The hairy tuft attached to the base of seeds in
Salix and
Populus has long been believed to arise from the funicle (
cf. KERNER, Pflanzenleben; LE MAOUT et DECAISNE, Traité générale de Botanique; LEUNIS, Synopsis; etc.). Only comparatively recently TOEPFFER1) described that the hairs arise from a part of placenta which comes off at maturity of capsule. In the third edition of GOEBEL'S Organographie2) one finds a fairly detailed description of the hairy tuft. He explains that ovule of
Salix possesses well developed funicle which is covered, after fertilization, with hairs that become longer than the seed itself. He also notices that similar hairs also arise from the placenta which becomes detached when the fruit is ripe.
The present writer had occasion of examining a number of young as well as fertilized ovules in certain species of
Salix, in connection with studies on other features of flower and fruit of this genus. The result was then read before a meeting of the Botanical Society, London, in 1911, but so far it has not been published in print. Later, more material was gathered, including the allied genus
Toisusu. The present paper deals with the nature and development of the hairs in the above, mentioned two genera. To make things as simple and clear as possible, the writer proposes to put down here the more important points only, as follows:
1. The ovules in both
Salix and
Toisusu have no discernible funicle. That designated as such by GOEBEL1) is nothing more than a part of placenta, and is not real funicle at all.
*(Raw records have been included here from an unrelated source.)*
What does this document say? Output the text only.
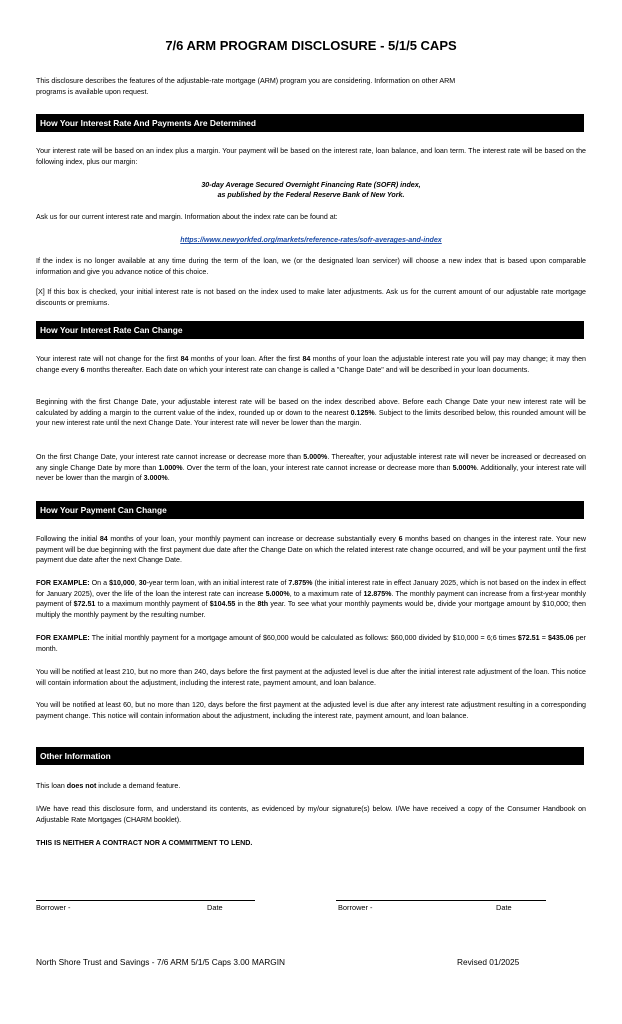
7/6 ARM PROGRAM DISCLOSURE - 5/1/5 CAPS
This disclosure describes the features of the adjustable-rate mortgage (ARM) program you are considering. Information on other ARM programs is available upon request.
How Your Interest Rate And Payments Are Determined
Your interest rate will be based on an index plus a margin. Your payment will be based on the interest rate, loan balance, and loan term. The interest rate will be based on the following index, plus our margin:
30-day Average Secured Overnight Financing Rate (SOFR) index,
as published by the Federal Reserve Bank of New York.
Ask us for our current interest rate and margin. Information about the index rate can be found at:
https://www.newyorkfed.org/markets/reference-rates/sofr-averages-and-index
If the index is no longer available at any time during the term of the loan, we (or the designated loan servicer) will choose a new index that is based upon comparable information and give you advance notice of this choice.
[X] If this box is checked, your initial interest rate is not based on the index used to make later adjustments. Ask us for the current amount of our adjustable rate mortgage discounts or premiums.
How Your Interest Rate Can Change
Your interest rate will not change for the first 84 months of your loan. After the first 84 months of your loan the adjustable interest rate you will pay may change; it may then change every 6 months thereafter. Each date on which your interest rate can change is called a "Change Date" and will be described in your loan documents.
Beginning with the first Change Date, your adjustable interest rate will be based on the index described above. Before each Change Date your new interest rate will be calculated by adding a margin to the current value of the index, rounded up or down to the nearest 0.125%. Subject to the limits described below, this rounded amount will be your new interest rate until the next Change Date. Your interest rate will never be lower than the margin.
On the first Change Date, your interest rate cannot increase or decrease more than 5.000%. Thereafter, your adjustable interest rate will never be increased or decreased on any single Change Date by more than 1.000%. Over the term of the loan, your interest rate cannot increase or decrease more than 5.000%. Additionally, your interest rate will never be lower than the margin of 3.000%.
How Your Payment Can Change
Following the initial 84 months of your loan, your monthly payment can increase or decrease substantially every 6 months based on changes in the interest rate. Your new payment will be due beginning with the first payment due date after the Change Date on which the related interest rate change occurred, and will be your payment until the first payment due date after the next Change Date.
FOR EXAMPLE: On a $10,000, 30-year term loan, with an initial interest rate of 7.875% (the initial interest rate in effect January 2025, which is not based on the index in effect for January 2025), over the life of the loan the interest rate can increase 5.000%, to a maximum rate of 12.875%. The monthly payment can increase from a first-year monthly payment of $72.51 to a maximum monthly payment of $104.55 in the 8th year. To see what your monthly payments would be, divide your mortgage amount by $10,000; then multiply the monthly payment by the resulting number.
FOR EXAMPLE: The initial monthly payment for a mortgage amount of $60,000 would be calculated as follows: $60,000 divided by $10,000 = 6;6 times $72.51 = $435.06 per month.
You will be notified at least 210, but no more than 240, days before the first payment at the adjusted level is due after the initial interest rate adjustment of the loan. This notice will contain information about the adjustment, including the interest rate, payment amount, and loan balance.
You will be notified at least 60, but no more than 120, days before the first payment at the adjusted level is due after any interest rate adjustment resulting in a corresponding payment change. This notice will contain information about the adjustment, including the interest rate, payment amount, and loan balance.
Other Information
This loan does not include a demand feature.
I/We have read this disclosure form, and understand its contents, as evidenced by my/our signature(s) below. I/We have received a copy of the Consumer Handbook on Adjustable Rate Mortgages (CHARM booklet).
THIS IS NEITHER A CONTRACT NOR A COMMITMENT TO LEND.
Borrower -	Date	Borrower -	Date
North Shore Trust and Savings - 7/6 ARM 5/1/5 Caps 3.00 MARGIN	Revised 01/2025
2. The epidermal cells of placenta in these two genera possess in early stages dense protoplasmic contents, and can readily be distinguished in shape and nature from those of the ovary-wall.
3. Those cells show sign of elongating into a long hair before fertilization.
4. Elongation starts first at the very bottom of the ovary, and gradually extends upwards and reaches far beyond the highest level at which ovules are borne.
5. At the maturity of capsule, and when it splits into two valves that roll back, the hairy tuft becomes then, together with part of placenta, detached from the wall, and is blown about by wind, thereby carrying seeds together. The shrivelled piece of placenta has often been mistaken for funicle, e.g. GOEBEL, l.c. fig. 2082 II, F.
6. The hairs are developed to some extent even in an abortive ovary, and in the normal cases, always before the fertilization, stimulus other than fecundation seems to make the embryonic cells of epidermis to start.
7. The hairs do not always carry seeds, this being particularly well evidenced in
Toisusu; no teleological meaning should therefore be ascribed to them, as to their having aim from the outset to be an apparatus of dispersal.